Giacinto Cerone, grande mostra al Mic

FAENZA. A vent’anni dalla sua scomparsa, dal 18 gennaio al 27 aprile 2025, il MIC di Faenza dedica all’artista Giacinto Cerone – di cui possiede diverse opere nella propria collezione – una grande mostra a cura del critico d’arte Marco Tonelli che “riscopre” l’artista e raggruppa oltre quaranta sculture di vari materiali e periodi, più una serie di oltre trenta disegni (alcuni di grande formato).

Giacinto Cerone (1957-2004) è stato uno dei più originali e liberi scultori italiani, lontano da raggruppamenti, scuole, movimenti, stili o mode del momento. L’irruenza del suo linguaggio si misura a partire dai differenti materiali impiegati sia nella produzione scultorea (legno, ceramica, plastica, metallo, marmo, gesso, pietra) che in quella disegnativa, per lo più indipendente dalla realizzazione delle opere plastiche, oltre che nell’uso di tecniche legate alla velocità e alla gestualità.

Faenza è stata per Cerone una meta preferenziale fin dal 1993, quando cioè presso la bottega Gatti ha realizzato una serie di ceramiche smaltate utilizzando tecniche di lavoro forse poco ortodosse ma di forte espressività e sperimentando un grande varietà di colori e forme.

La mostra privilegia il modo stesso di operare di Cerone: per serie tematiche (come nelle rosse Malerbe, i Fiumi vietnamiti, i Gessi) o per singole opere dal carattere emblematico e per certi versi iconico e funerario (come Cenacolo e Ofelide). È in questa tensione che si gioca, nella diversità dei materiali, la struttura curatoriale della mostra “L’Angelo necessario”, quella sorta di “figura approssimativa”, “intravista, o vista un istante” descritta dal poeta statunitense Wallace Stevens e spesso delineata in modo inafferrabile nelle imperfette e liminali figure della statuaria interrotta di Cerone.

La mostra realizzata col coordinamento scientifico dell’Archivio Cerone e il sostegno di collezionisti privati vuole delineare la figura di uno scultore a tutto tondo e di una scultura totale (capace di distendersi orizzontalmente o addossarsi alle pareti), senza resti, di un artista attento anche al modo di installare le proprie esposizioni come fossero esse stesse opere in sé.
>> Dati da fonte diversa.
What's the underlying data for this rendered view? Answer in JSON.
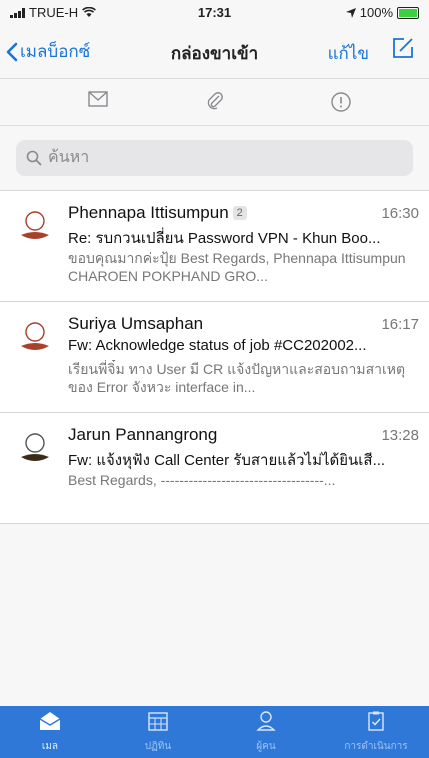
{
  "status_bar": {
    "carrier": "TRUE-H",
    "time": "17:31",
    "battery": "100%",
    "battery_color": "#3dd13d"
  },
  "nav": {
    "back_label": "เมลบ็อกซ์",
    "title": "กล่องขาเข้า",
    "edit_label": "แก้ไข",
    "accent_color": "#1a73d9"
  },
  "filters": [
    "mail-icon",
    "attachment-icon",
    "important-icon"
  ],
  "search": {
    "placeholder": "ค้นหา"
  },
  "messages": [
    {
      "sender": "Phennapa Ittisumpun",
      "count": "2",
      "time": "16:30",
      "subject": "Re: รบกวนเปลี่ยน Password VPN  - Khun Boo...",
      "preview": "ขอบคุณมากค่ะปุ้ย Best Regards, Phennapa Ittisumpun CHAROEN POKPHAND GRO...",
      "avatar_color": "#a7412b"
    },
    {
      "sender": "Suriya Umsaphan",
      "time": "16:17",
      "subject": "Fw: Acknowledge status of job #CC202002...",
      "preview": "เรียนพี่จิ๋ม ทาง User มี CR แจ้งปัญหาและสอบถามสาเหตุของ Error จังหวะ interface in...",
      "avatar_color": "#a7412b"
    },
    {
      "sender": "Jarun Pannangrong",
      "time": "13:28",
      "subject": "Fw: แจ้งหุฟัง Call Center รับสายแล้วไม่ได้ยินเสี...",
      "preview": "Best Regards, -----------------------------------...",
      "avatar_color": "#3b2a18"
    }
  ],
  "tabs": [
    {
      "label": "เมล",
      "icon": "mail-icon",
      "active": true
    },
    {
      "label": "ปฏิทิน",
      "icon": "calendar-icon"
    },
    {
      "label": "ผู้คน",
      "icon": "person-icon"
    },
    {
      "label": "การดำเนินการ",
      "icon": "clipboard-icon"
    }
  ],
  "tabbar_color": "#2f78d8"
}
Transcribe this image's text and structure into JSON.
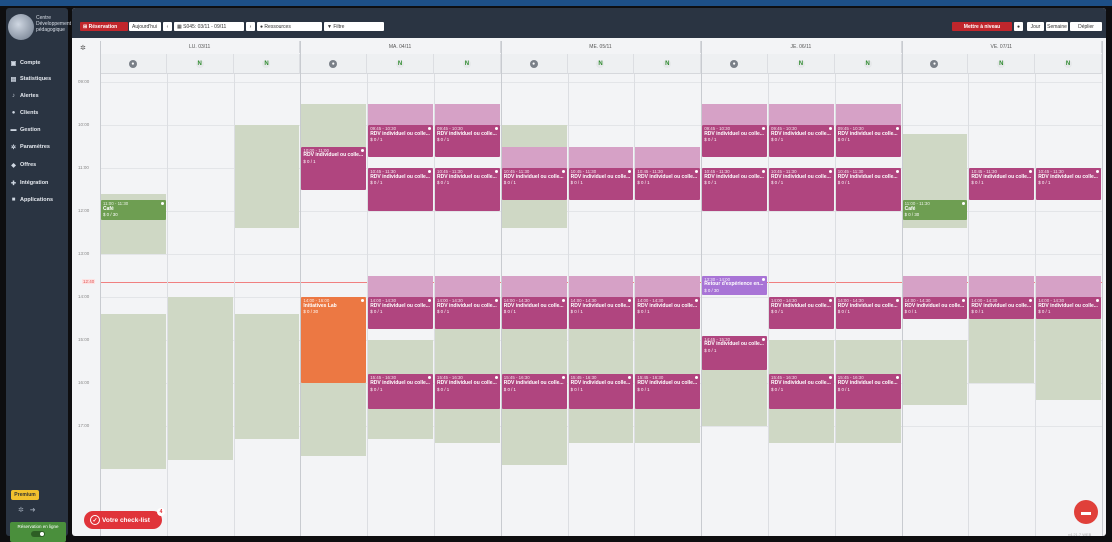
{
  "sidebar": {
    "brand": "Centre Développement pédagogique",
    "items": [
      {
        "label": "Compte",
        "icon": "store-icon"
      },
      {
        "label": "Statistiques",
        "icon": "chart-icon"
      },
      {
        "label": "Alertes",
        "icon": "bell-icon"
      },
      {
        "label": "Clients",
        "icon": "user-icon"
      },
      {
        "label": "Gestion",
        "icon": "briefcase-icon"
      },
      {
        "label": "Paramètres",
        "icon": "cog-icon"
      },
      {
        "label": "Offres",
        "icon": "tag-icon"
      },
      {
        "label": "Intégration",
        "icon": "puzzle-icon"
      },
      {
        "label": "Applications",
        "icon": "grid-icon"
      }
    ],
    "premium": "Premium",
    "reservation": "Réservation en ligne"
  },
  "toolbar": {
    "new": "Réservation",
    "today": "Aujourd'hui",
    "prev": "‹",
    "week": "S045: 03/11 - 09/11",
    "next": "›",
    "resources": "Ressources",
    "filter": "Filtre",
    "level": "Mettre à niveau",
    "day": "Jour",
    "semaine": "Semaine",
    "unfolded": "Déplier"
  },
  "days": [
    "LU. 03/11",
    "MA. 04/11",
    "ME. 05/11",
    "JE. 06/11",
    "VE. 07/11"
  ],
  "hours": [
    "09:00",
    "10:00",
    "11:00",
    "12:00",
    "13:00",
    "14:00",
    "15:00",
    "16:00",
    "17:00"
  ],
  "now": "12:40",
  "event_titles": {
    "rdv": "RDV individuel ou colle...",
    "cafe": "Café",
    "orange": "Initiatives Lab",
    "violet": "Retour d'expérience en...",
    "cap_rdv": "0 / 1",
    "cap_cafe": "0 / 30"
  },
  "checklist": "Votre check-list",
  "checklist_badge": "4",
  "version": "v4.21.7 WEB"
}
L’allestimento della mostra “L’Angelo necessario”, intende così riflettere il procedere di Cerone come fosse un gesto unico, senza soluzione di continuità tra materia e forma, vita e morte, pur nella diversità dei materiali e delle “sale” tematiche ricreate sfruttando la configurazione stessa dello spazio espositivo.

“Giacinto Cerone ha affrontato nella sua intera opera temi contrastanti – dichiara Marco Tonelli –  e profondi della nostra cultura: la vita e la morte, la ferita e la bellezza, l’abbandono e la reazione, simboleggiati da figure rotte, ricomposte, totemiche e funerarie, elegiache e impulsive, rigide e vitali. Potremmo leggere la sua produzione come un sismografo di inquietudini private e ansie collettive, spesso rimosse per quieto vivere o soffocate da apparati normativi. Il suo è stato un atto totale che, come scriveva Carmelo Bene riferendosi ai geni creativi, era anche “giocare altrove”, soprattutto per chi voglia ancora oggi comprenderlo e condividerne le sollecitazioni esistenziali”.

Gruppi di disegni raccolti lungo il percorso, gigantografie dell’artista al lavoro con legno, ceramica, gesso e un video che raccoglie materiali documentari su di lui e interviste inedite, oltre a numerose opere mai esposte, completano un ambiente di richiami, contrasti, interruzioni e saldature che rendono l’idea del procedere stesso dell’artista, anarchico e istintivo, arcaico e sperimentale, lucido e razionale pur nella sua sintesi plastica emozionale, inconscia e carica di poesia, come quella da lui letta (tra cui Friedrich Hölderlin, Sandro Penna e Dino Campana).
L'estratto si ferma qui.